In this respect Foreskin’s Lament offers a telling counterpoint to recent Jewish American fiction on the theme of “return”—as in Tova Mirvis’ The Outside World—or, in contrast, the appeal of the secular--as in Allegra Goodman’s Kaaterskill Falls. Unlike Auslander, Mirvis’ Baruch (ne “Bryan”) interprets his newly-adorned black hat as the symbolic link to his ancestors: “in the parade of bearded, black-hatted men, he saw the true bearers of the past.” Having barely survived the debilitating claims of orthodoxy, black hats make Auslander cringe: they loom as the uncanny sign of what continues to haunt.

What, ultimately, remains unclear in Foreskin’s Lament is Auslander’s actual vision of the self in the world beyond Monsey. In the example of Elizabeth, Goodman’s rich portrait of Orthodox yearning in Kaaterskill Falls, we witness a fluid Orthodox-observant self fascinated by the “quick and subtle negotiations of the outside world,” taken by its “shimmering, spinning” aspect. Goodman’s heroine “romanticizes the secular”; like Fitzgerald’s Gatsby, she is absorbed by the allure of the new world.

By contrast, the self Auslander conjures is restless and glum, never at peace. Married to his fellow “theologically abused,” spiritual soul mate Orli, the couple lives in continuous exile, moving from spiritually inert Teaneck to the equally soul-less East Village. Auslander even runs a satiric eye over his current would-be homeland, Woodstock, New York, whose counterculture legacy makes him laugh. In the end, he darkly asserts, “we are all lost, each in our own terrifying, ludicrous desert that seems to stretch on for eternity.”

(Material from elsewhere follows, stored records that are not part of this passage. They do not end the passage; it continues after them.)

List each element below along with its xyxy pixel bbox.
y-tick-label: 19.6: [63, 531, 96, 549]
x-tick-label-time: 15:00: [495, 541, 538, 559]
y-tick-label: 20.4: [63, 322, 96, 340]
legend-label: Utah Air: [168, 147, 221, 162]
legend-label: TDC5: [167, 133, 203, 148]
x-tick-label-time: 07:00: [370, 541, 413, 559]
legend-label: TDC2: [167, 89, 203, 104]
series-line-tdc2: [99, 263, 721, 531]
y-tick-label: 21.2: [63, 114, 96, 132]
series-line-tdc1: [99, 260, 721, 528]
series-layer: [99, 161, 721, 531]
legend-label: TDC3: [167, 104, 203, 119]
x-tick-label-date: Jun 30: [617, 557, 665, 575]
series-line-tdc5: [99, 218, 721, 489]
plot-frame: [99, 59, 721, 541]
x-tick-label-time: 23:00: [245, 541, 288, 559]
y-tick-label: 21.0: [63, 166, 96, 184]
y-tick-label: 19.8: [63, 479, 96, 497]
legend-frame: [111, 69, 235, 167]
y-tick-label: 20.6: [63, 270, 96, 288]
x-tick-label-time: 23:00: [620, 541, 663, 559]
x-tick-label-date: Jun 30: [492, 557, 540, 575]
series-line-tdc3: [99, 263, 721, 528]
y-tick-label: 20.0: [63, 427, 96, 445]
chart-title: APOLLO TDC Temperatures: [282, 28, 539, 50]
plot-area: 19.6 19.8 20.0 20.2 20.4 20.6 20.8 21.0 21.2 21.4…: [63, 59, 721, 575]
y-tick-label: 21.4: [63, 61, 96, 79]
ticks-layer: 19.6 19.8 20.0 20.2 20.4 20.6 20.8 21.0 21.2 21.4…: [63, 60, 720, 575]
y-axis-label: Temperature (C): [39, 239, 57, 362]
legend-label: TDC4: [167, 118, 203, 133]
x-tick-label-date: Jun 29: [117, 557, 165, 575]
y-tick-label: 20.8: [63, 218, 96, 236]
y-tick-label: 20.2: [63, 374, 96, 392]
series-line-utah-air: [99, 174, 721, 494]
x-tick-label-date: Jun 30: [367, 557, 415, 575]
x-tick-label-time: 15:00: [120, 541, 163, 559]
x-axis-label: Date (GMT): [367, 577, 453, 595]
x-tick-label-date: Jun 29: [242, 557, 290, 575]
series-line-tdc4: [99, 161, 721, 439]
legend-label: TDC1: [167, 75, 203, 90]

Significantly, he names his first child, a son, “Paix,” in the hope that the boy will inherit a peaceful, less religiously-driven world. Anxious that Paix, son of Shalom, “would drag the past back into the present,” Auslander chooses not to have his son ritually circumcised, a gesture that completes his journey in alienation from God, family, and community.

What, finally, can we make of Auslander’s cosmic scowl?

In my own view, the stand up’s subversive stream of angry observations has to count for something; the manic spritz has to flow from the spritzer’s troubled soul. As Lahr observes of the legendary Bill Hicks, in his best routines he revealed the freedom born of disenchantment: “He made that show of freedom by turns terrifying, exhilarating, and hilarious. He was what only a great comedian can be for any age: an enemy of boundaries, a disturber of the peace, a bringer of insight and of joy, a comic distillation of his own rampaging spirit.”

Foreskin’s Lament seeks to disturb, to transgress, in the tradition of Philip Roth and other dangerous comic artists. Auslander aspires to release us from orthodox—all orthodox—boundaries, but in the end his dis-enchanted self remains fixed, haunted by unshakable dread and chronic restlessness. “Finally it is only Roth who takes himself entirely to pieces,” shrewdly observes the critic Clive James. Before you can enter the exhilarating landscape staked out by the unkosher tribe of stand ups, the self must take the risk of self-deconstruction, indeed of self-annihilation (just ask Lenny Bruce and Richard Pryor). Only rarely does Foreskin’s Lament approach this terrifying, treif-saturated psychic zone.